Here is evidence of a massive red herring being trailed across the track of the most important enquiry into public sector corruption ever in this country. First of all, no-one has yet been charged with any offence, and in any event, evidence to the enquiry is privileged. Even if anyone is later charged, is anyone going to seriously seek to argue that any potential juror was not aware that the whole enquiry might have been about alleged corruption in high places, and involving the 'News of the World' and the 'Sun' newspapers? I seriously doubt it. If it happens, the proper place to make this allegation will be at the trial of any putative defendant, and let the judge make the decision. I am confident it will fail!
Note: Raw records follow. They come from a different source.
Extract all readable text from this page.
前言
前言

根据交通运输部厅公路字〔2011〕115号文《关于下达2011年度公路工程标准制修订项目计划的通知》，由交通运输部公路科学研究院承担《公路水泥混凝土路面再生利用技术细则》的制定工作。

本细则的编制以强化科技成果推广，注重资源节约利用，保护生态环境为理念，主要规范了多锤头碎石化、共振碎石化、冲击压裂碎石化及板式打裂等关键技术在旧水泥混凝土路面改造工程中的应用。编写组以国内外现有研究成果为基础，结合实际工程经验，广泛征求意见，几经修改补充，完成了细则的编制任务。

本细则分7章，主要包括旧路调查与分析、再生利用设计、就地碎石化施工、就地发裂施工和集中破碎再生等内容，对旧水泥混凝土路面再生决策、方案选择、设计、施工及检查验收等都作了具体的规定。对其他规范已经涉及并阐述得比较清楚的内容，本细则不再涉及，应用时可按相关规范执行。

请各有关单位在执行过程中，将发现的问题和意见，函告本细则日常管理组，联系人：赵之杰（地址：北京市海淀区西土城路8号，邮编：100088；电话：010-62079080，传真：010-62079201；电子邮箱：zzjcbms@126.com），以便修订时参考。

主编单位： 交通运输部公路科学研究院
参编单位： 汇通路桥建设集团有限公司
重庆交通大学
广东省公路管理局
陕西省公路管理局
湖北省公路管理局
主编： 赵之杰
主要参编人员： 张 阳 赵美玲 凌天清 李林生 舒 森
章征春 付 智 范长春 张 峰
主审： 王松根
No, this smear has been planted by someone with considerable experience of placing such disinformation, possibly an old Fleet Street hack, but just as easily by an unreconstructed cop or former cop, there are still a few of them hanging around the bars and restaurants where journos frequent, but the sad fact is the AG's office have to go through the fiction of saying that the AG will examine it, when, if he has any sense, he will wait for the enquiry to finish and Leveson's findings made public. Those findings will obscure any irrelevant arguments about Ms Akers' evidence, which was open, transparent, and possessed the ineluctable ring of truth!

We should be extremely grateful for the Leveson Enquiry. It has only just begun, I suspect, to deconstruct the extent of public sector corrupt practice that was allowed to develop between elements of the Murdoch press and some in the Metropolitan Police hierarchy. It is a truly shameful story, one which reflects no credit whatsoever on those officers who were seduced by the sleazy atmosphere of backhanders for leaks, expense-account meals in classy restaurants, or bottles of Champagne.

I am sure that I am not alone among my former colleagues who served the people of London in the Metropolitan Police to say that I am utterly disgusted by these allegations, and ashamed to discover that the reputation of the Force that I and so many others served, I hope, with dignity and honour, has been damaged so badly.

It is now up to DAC Sue Akers and her team to begin to restore that reputation, and that is why her work is already being undermined by some bastard who realises that she is getting very close to a greater truth than anyone involved in this sleazy exercise wants to have made public.